Post by: LordVreeg on May 17, 2015, 12:14:45 PM
That's exactly why I said it was not for most games or Gms.  Not because it is bad.  But because it really fits a certain demographic.
Title: World building from the bottom up.
Post by: Skarg on May 27, 2015, 12:19:47 PM
One of the main problems isn't about what one puts in their world - it's about how one presents it. As people have mentioned, all too often (particularly in computer games) a game/GM will dump ancient history details on players, many of which are irrelevant to the current plot, and which couldn't be absorbed by the players who just arrived in the setting. In that case, it does more harm than good.

But if has been said, there are details and history which the GM has made up for his own sake, because he's interested or it helps him figure out how the world works, it can lead to inspiration for more content, and to content that's more interesting because of interrelationships. If the GM can learn to only describe the details when they're immediately relevant, then they don't get in the way. If the GM just describes what the characters see and know, but the reasons for it make sense, then the players may actually get interested in exploring and discovering those things, or not, and the background then can become immersive.

Personally, after the first year or two I was running my own world, I really wanted to know and understand for myself how and why things worked in my worlds, and to understand how it had gotten that way. And so did my players. Of course, many of the things I put in my worlds in the first few years were pretty challenging to come up with reasons for.

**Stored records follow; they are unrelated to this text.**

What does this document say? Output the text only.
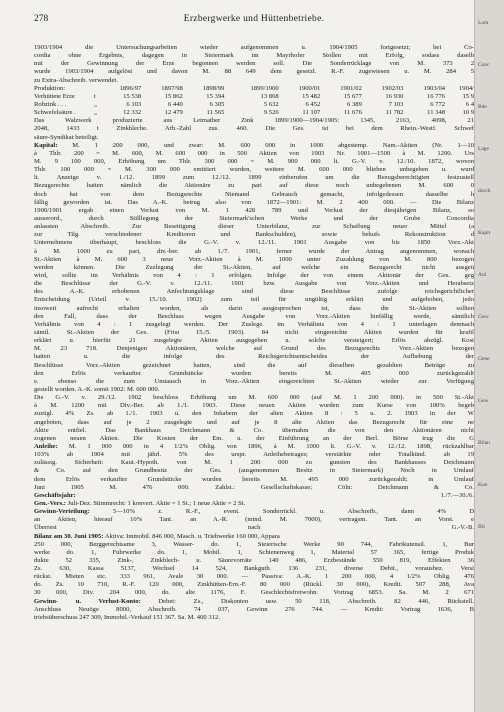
278	Erzbergwerke und Hüttenbetriebe.
1903/1904 die Untersuchungsarbeiten wieder aufgenommen u. 1904/1905 fortgesetzt; bei Co-
cordia ohne Ergebnis, dagegen in Steiermark im Mayrhofer Stollen mit Erfolg, sodass daselb
mit der Gewinnung der Erze begonnen werden soll. Die Sonderrücklage von M. 373 2
wurde 1903/1904 aufgelöst und davon M. 88 649 dem gesetzl. R.-F. zugewiesen u. M. 284 5
zu Extra-Abschreib. verwendet.
Produktion:		1896/97	1897/98	1898/99	1899/1900	1900/01	1901/02	1902/03	1903/04	1904/
Verhüttete Erze	t	15 538	15 862	15 394	13 868	15 482	15 677	16 930	16 776	15 9
Rohzink . . .	„	6 103	6 440	6 305	5 632	6 452	6 389	7 103	6 772	6 4
Schwefelsäure .	„	12 332	12 479	11 565	9 526	11 107	11 676	11 782	11 348	10 9
Das Walzwerk produzierte aus Letmather Zink 1899/1900—1904/1905: 1345, 2163, 4098, 21
2048, 1433 t Zinkbleche. Arb.-Zahl zus. 460. Die Ges. ist bei dem Rhein.-Westf. Schwef
säure-Syndikat beteiligt.
Kapital: M. 1 200 000, und zwar: M. 600 000 in 1000 abgestemp. Nam.-Aktien (Nr. 1—10
à Thlr. 200 = M. 600, M. 600 000 in 500 Aktien von 1903 Nr. 1001—1500 à M. 1200. Urs
M. 9 100 000, Erhöhung um Thlr. 300 000 = M. 900 000 lt. G.-V. v. 12./10. 1872, wovon
Thlr. 100 000 = M. 300 000 emittiert wurden, weitere M. 600 000 blieben unbegeben u. wurd
lt. Anzeige v. 1./12. 1899 zum 12./12. 1899 einberufen um die Bezugsberechtigten festzustell
Bezugsrechte hatten nämlich die Aktionäre zu pari auf diese noch unbegebenen M. 600 0
doch hat von dem Bezugsrechte Niemand Gebrauch gemacht, infolgedessen dasselbe h
fällig geworden ist. Das A.-K. betrug also von 1872—1901: M. 2 400 000. — Die Bilanz
1900/1901 ergab einen Verlust von M. 1 428 789 und Verlust der diesjährigen Bilanz, so
ausserord., durch Stilllegung der Steiermark'schen Werke und der Grube Concordia
anlassten Abschreib. Zur Beseitigung dieser Unterbilanz, zur Schaffung neuer Mittel (a
zur Tilg. verschiedener Kreditoren und Bankschulden), sowie behufs Rekonstruktion d
Unternehmens überhaupt, beschloss die G.-V. v. 12./11. 1901 Ausgabe von bis 1850 Vorz.-Akt
à M. 1000 zu pari, div.-ber. ab 1./7. 1901, ferner wurde der Antrag angenommen, wonach
St.-Aktien à M. 600 3 neue Vorz.-Aktien à M. 1000 unter Zuzahlung von M. 800 bezogen
werden können. Die Zuzlegung der St.-Aktien, auf welche ein Bezugsrecht nicht ausgeü
wird, sollte im Verhältnis von 4 : 1 erfolgen. Infolge der von einem Aktionär der Ges. geg
die Beschlüsse der G.-V. v. 12./11. 1901 bzw. Ausgabe von Vorz.-Aktien und Herabsetz
des A.-K. erhobenen Anfechtungsklage sind diese Beschlüsse zufolge reichsgerichtlicher
Entscheidung (Urteil v. 15./10. 1902) zum teil für ungültig erklärt und aufgehoben, jedo
insoweit aufrecht erhalten worden, als darin ausgesprochen ist, dass die St.-Aktien sollten
den Fall, dass der Beschluss wegen Ausgabe von Vorz.-Aktien hinfällig werde, sämtlich
Verhältnis von 4 : 1 zusgelegt werden. Der Zuslege. im Verhältnis von 4 : 1 unterlagen demnach
sämtl. St.-Aktien der Ges. (Frist 15./5. 1903). 84 nicht eingereichte Aktien wurden für kraftl
erklärt u. hierfür 21 zusgelegte Aktien ausgegeben u. solche versteigert; Erlös abzügl. Kost
M. 23 718. Denjenigen Aktionären, welche auf Grund des Bezugsrechts Vorz.-Aktien bezogen
hatten u. die infolge des Reichsgerichtsentscheides der Aufhebung der
Beschlüsse Vorz.-Aktien gezeichnet hatten, sind die auf dieselben gezahlten Beträge zu
den Erlös verkaufter Grundstücke wurden bereits M. 495 000 zurückgezahlt
e. ebenso die zum Umtausch in Vorz.-Aktien eingereichten St.-Aktien wieder zur Verfügung
gestellt worden. A.-K. somit 1902: M. 600 000.
Die G.-V. v. 29./12. 1902 beschloss Erhöhung um M. 600 000 (auf M. 1 200 000). in 500 St.-Akt
à M. 1200 mit Div.-Ber. ab 1./1. 1903. Diese neuen Aktien wurden zum Kurse von 100% begeb
zuzügl. 4% Zs. ab 1./1. 1903 u. den Inhabern der alten Aktien 8 : 5 u. 2. 1903 in der W
angeboten, dass auf je 2 zusgelegte und auf je 8 alte Aktien das Bezugsrecht für eine ne
Aktie entfiel. Das Bankhaus Deichmann & Co. übernahm die von den Aktionären nicht
zogenen neuen Aktien. Die Kosten der Em. u. der Einführung an der Berl. Börse trug die G
Anleihe: M. 1 000 000 in 4 1/2% Oblig. von 1896, à M. 1000 lt. G.-V. v. 12./12. 1898, rückzahlbar
103% ab 1904 mit jährl. 5% des urspr. Anleihebetrages; verstärkte oder Totalkünd. ab 19
zulässig. Sicherheit: Kaut.-Hypoth. von M. 1 200 000 zu gunsten des Bankhauses Deichmann
& Co. auf den Grundbesitz der Ges. (ausgenommen Besitz in Steiermark) Noch in Umlauf
dem Erlös verkaufter Grundstücke wurden bereits M. 495 000 zurückgezahlt; in Umlauf
Juni 1905 M. 476 000. Zahlst.: Gesellschaftskasse; Cöln: Deichmann & Co.
Geschäftsjahr: 1./7.—30./6.
Gen.-Vers.: Juli-Dez. Stimmrecht: 1 konvert. Aktie = 1 St.; 1 neue Aktie = 2 St.
Gewinn-Verteilung: 5—10% z. R.-F., event. Sonderrückl. u. Abschreib., dann 4% D
an Aktien, hierauf 10% Tant. an A.-R. (mind. M. 7000), vertragsm. Tant. an Vorst. e
Überrest nach G.-V.-B.
Bilanz am 30. Juni 1905: Aktiva: Immobil. 846 000, Masch. u. Triebwerke 160 000, Appara
250 000, Berggerechtsame 3, Wasser- do. 1, Steierische Werke 90 744, Fabrikutensil. 1, Bur
werke do. 1, Fuhrwerke do. 1, Mobil. 1, Schienenweg 1, Material 57 365, fertige Produk
dukte 52 335, Zink-, Zinkblech- u. Säurevorräte 140 486, Erzbestände 550 819, Effekten 36
Zs. 630, Kassa 5137, Wechsel 14 524, Bankguth. 136 231, diverse Debit., vorausbez. Versi
rückst. Mieten etc. 333 961, Avale 30 000. — Passiva: A.-K. 1 200 000, 4 1/2% Oblig. 476
do. Zs. 10 710, R.-F. 120 000, Zinkhütten-Ern.-F. 80 000 (Rückl. 30 000), Kredit. 507 288, Ava
30 000, Div. 204 000, do. alte 1176, F. Geschlechtsfreiwohn. Vortrag 6853. Sa. M. 2 671
Gewinn- u. Verlust-Konto: Debet: Zs., Diskonten usw. 50 118, Abschreib. 82 446, Rückstell.
Anschluss Neuöge 8000, Abschreib. 74 037, Gewinn 276 744. — Kredit: Vortrag 1636, B
triebsüberschuss 247 309, Immobil.-Verkauf 151 367. Sa. M. 400 312.
Lom
Conc
Bde
Lage
durch
Kapit
Anl
Gesc
Gene
Gew
Bilan
Kun
Bil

Tip: If the players haven't been there yet, maybe the river than flows from one sea to another is a mapmaker's error, and the Forest of Nude Albino Psychic Hobbits is just a rumor started in a tavern.
Title: World building from the bottom up.
Post by: RPGPundit on May 30, 2015, 02:11:18 AM
Mind you, two of my games have/will-have both extensive past and future chronologies:  Arrows of Indra did it, and Dark Albion will do it.  I think for certain style of games there's nothing wrong with having those for a resource.

In fact, I think that its a lot more useful, in some ways, to have a detailed set of things that COULD happen in the future of the setting than to have a bunch of things that did happen in the distant past of the setting.
Title: World building from the bottom up.
Post by: Ravenswing on May 30, 2015, 08:19:07 AM
Quote from: RPGPundit;833952In fact, I think that its a lot more useful, in some ways, to have a detailed set of things that COULD happen in the future of the setting than to have a bunch of things that did happen in the distant past of the setting.
I'd agree with that.  I strongly feel that these timelines that obsess over events several thousand years ago are useless -- what, are any of us affected in the least direct degree by the events of the Third Dynasty, the Xia Dynasty or the Old Assyrian Kingdom?

Knowing how a designer envisions things going in the immediate future, even if I disagree (I would have had the Tsolyani civil war turn out differently, myself), that's of great use.
Title: World building from the bottom up.
Post by: LordVreeg on May 30, 2015, 10:21:43 AM
Quote from: RPGPundit;833952Mind you, two of my games have/will-have both extensive past and future chronologies:  Arrows of Indra did it, and Dark Albion will do it.  I think for certain style of games there's nothing wrong with having those for a resource.

In fact, I think that its a lot more useful, in some ways, to have a detailed set of things that COULD happen in the future of the setting than to have a bunch of things that did happen in the distant past of the setting.

I don't find it more useful to have.  Creating a future timeline without a past one is nearly impossible, frankly.  

But again, with larger campaigns, I'd agree that you have top understand the affects of past history and patterns and to know where they are heading without intervention.
Title: World building from the bottom up.
Post by: RPGPundit on June 02, 2015, 01:09:57 AM
Arrows of Indra had a very broad and general future timeline as an appendix.

Albion has an entire chapter of year-by-year chronology of potential events from 1454 to 1485 with point-form political, social, military and adventure-seed style events.